ノエルは、暖炉の前で羊の毛にくるまっているキキに声をかける。
「キキ、チーズを使った美味しい料理を作ってよ」
ウトウトしていたキキは面倒臭そうに顔を上げ、ちらっとチーズの方に目をやる。その途端に、目がキラキラと輝き出した。
「うわあ! こんなにたくさんのチーズが食べられるなんて夢みたい。これはもう、チーズフォンデュにするしかないわね」
キキはすっかり目が覚めたようで、必要な食材を思いつくままに挙げていく。
「まずは材料ね。チーズはあるから、コーンスターチに白ワイン、それからニンニク! あとはパンや野菜、ソーセージなんかもあるといいわね」
「ニンニクはあるけれど、コーンスターチや白ワインなんかうちには無いよ。ソーセージも今朝食べちゃったし。パンはバゲットが少し残っていたかもしれないな。野菜はジャガイモとタマネギで良ければ常備しているよ」
ノエルが言うと、キキは不満そうに口を尖らせる。
「全然材料が揃わないじゃない! この役立たず!!」
それからちょっと考え込んで、キキはレシピを変更した。
「コーンスターチと白ワインは小麦粉と牛乳で代用するとして、あとは彩りになるようなブロッコリーやニンジンが欲しいわね」
キキが口笛を吹いてリスを呼びつけると、床下の食糧庫を漁っていたリスがすっ飛んできた。
「お呼びですか、キキ様!」
「畑にいるウサギ達のところへ行って、ニンジンとブロッコリーを小屋まで持って来させろ」
キキが命じると、リスはフサフサの尻尾を揺らして素早く走り去った。
「ノエルは牛乳を持ってきてちょうだい! ゴードンはチーズを細かく切って、小麦粉をまぶしておくんだ!」
キキがテキパキと指示を出す。
「相変わらず人使いの荒い妖精だな」
ゴードンは小声でブツブツ文句をたれた。
「どうしよう。

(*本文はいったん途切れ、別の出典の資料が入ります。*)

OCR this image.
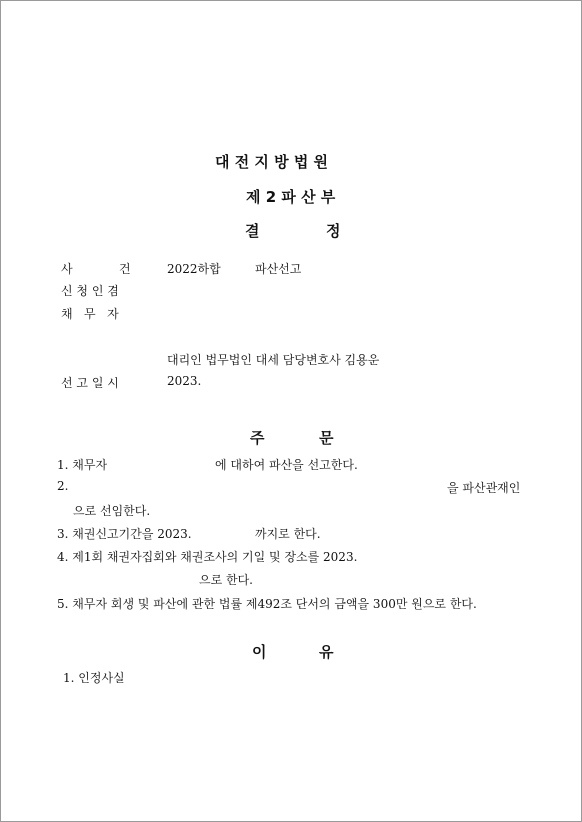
대 전 지 방 법 원
제 2 파 산 부
결	정
사	건	2022하합	파산선고
신 청 인 겸
채   무   자
대리인 법무법인 대세 담당변호사 김용운
선 고 일 시	2023.
주	문
1. 채무자	에 대하여 파산을 선고한다.
2.	을 파산관재인
으로 선임한다.
3. 채권신고기간을 2023.	까지로 한다.
4. 제1회 채권자집회와 채권조사의 기일 및 장소를 2023.
으로 한다.
5. 채무자 회생 및 파산에 관한 법률 제492조 단서의 금액을 300만 원으로 한다.
이	유
1. 인정사실
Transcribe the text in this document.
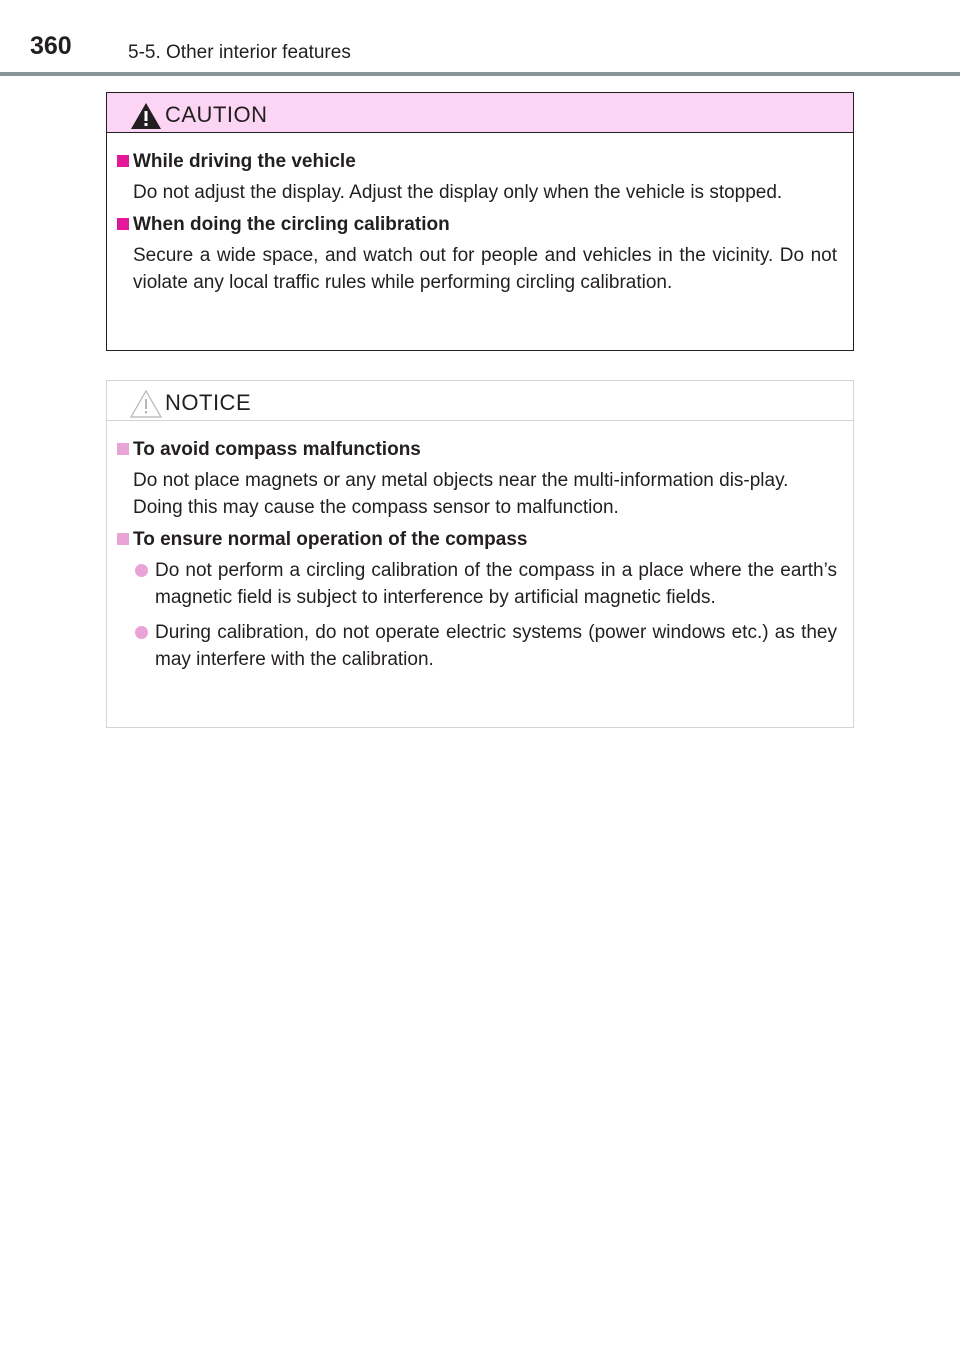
360	5-5. Other interior features
CAUTION
While driving the vehicle
Do not adjust the display. Adjust the display only when the vehicle is stopped.
When doing the circling calibration
Secure a wide space, and watch out for people and vehicles in the vicinity. Do not violate any local traffic rules while performing circling calibration.
NOTICE
To avoid compass malfunctions
Do not place magnets or any metal objects near the multi-information dis-play.
Doing this may cause the compass sensor to malfunction.
To ensure normal operation of the compass
Do not perform a circling calibration of the compass in a place where the earth’s magnetic field is subject to interference by artificial magnetic fields.
During calibration, do not operate electric systems (power windows etc.) as they may interfere with the calibration.
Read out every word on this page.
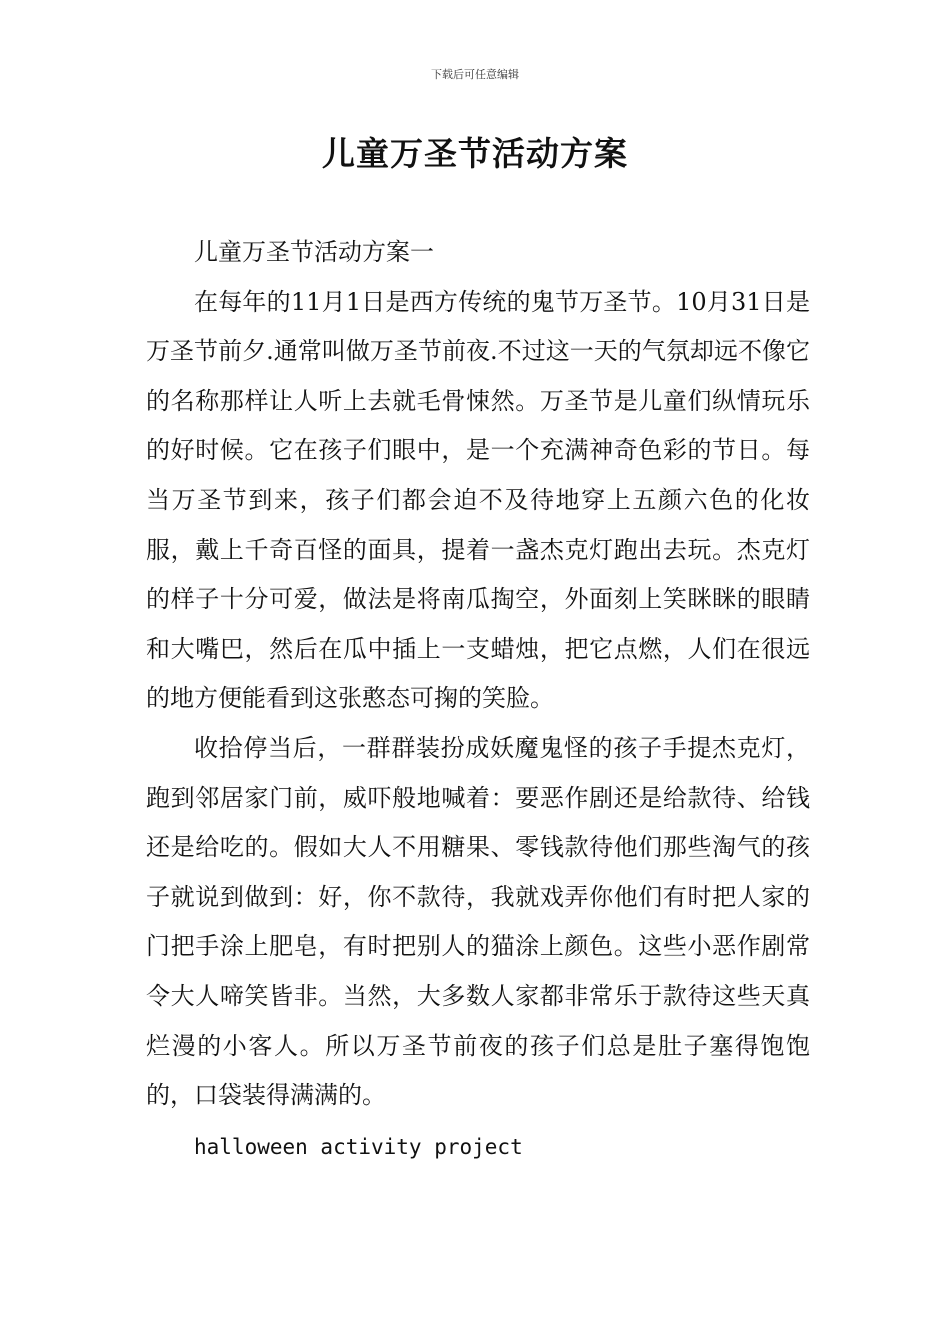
下载后可任意编辑
儿童万圣节活动方案

儿童万圣节活动方案一

在每年的11月1日是西方传统的鬼节万圣节。10月31日是万圣节前夕.通常叫做万圣节前夜.不过这一天的气氛却远不像它的名称那样让人听上去就毛骨悚然。万圣节是儿童们纵情玩乐的好时候。它在孩子们眼中，是一个充满神奇色彩的节日。每当万圣节到来，孩子们都会迫不及待地穿上五颜六色的化妆服，戴上千奇百怪的面具，提着一盏杰克灯跑出去玩。杰克灯的样子十分可爱，做法是将南瓜掏空，外面刻上笑眯眯的眼睛和大嘴巴，然后在瓜中插上一支蜡烛，把它点燃，人们在很远的地方便能看到这张憨态可掬的笑脸。

收拾停当后，一群群装扮成妖魔鬼怪的孩子手提杰克灯，跑到邻居家门前，威吓般地喊着：要恶作剧还是给款待、给钱还是给吃的。假如大人不用糖果、零钱款待他们那些淘气的孩子就说到做到：好，你不款待，我就戏弄你他们有时把人家的门把手涂上肥皂，有时把别人的猫涂上颜色。这些小恶作剧常令大人啼笑皆非。当然，大多数人家都非常乐于款待这些天真烂漫的小客人。所以万圣节前夜的孩子们总是肚子塞得饱饱的，口袋装得满满的。

halloween activity project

牛乳も無いんだけど、キキに怒られそうで言えないよ」
ノエルがオロオロしていると、ひと休みしていた牛が助け舟を出す。
「私、乳牛なんでミルク出ますよ」
「助かるよ! 悪いけどちょっと搾らせてもらうね」
ノエルは急いでボウルを取りに行き、牛の乳を搾り始めた。
「ノエル、このお鍋に牛乳を入れて温めて!」
キキが一番大きな鍋にニンニクをこすりつけながら叫ぶと、ノエルが搾りたての牛乳をドバドバと注ぎ込む。
牛乳が温まったところへ、キキが魔法で少しずつチーズを投入していく。
「まだるっこしいなぁ。ドサっと入れちゃえよ」
ゴードンが口を挟むと、キキがギロリと睨みつける。
「ちょっとずつ入れないと固まっちゃうだろ。チーズに粉をまぶしておくのも、なめらかに溶かすためなんだぞ。こういうひと手間が料理を美味しくするんだ。そんなことも分からない能無しは黙ってろ」
キキに罵倒されて、ゴードンは肩をすくめた。
そこへ、ふわふわのウサギ達がニンジンやブロッコリーを咥えてゾロゾロと現れた。
「手伝いましょうか」
アライグマも窓からひょっこり顔を出す。
ノエルは食糧庫からジャガイモを運んでくると、他の野菜と一緒にタライへ放り込んだ。
アライグマがゴシゴシ洗い、ゴードンはニンジンとジャガイモを皮付きのまま乱切りにしていく。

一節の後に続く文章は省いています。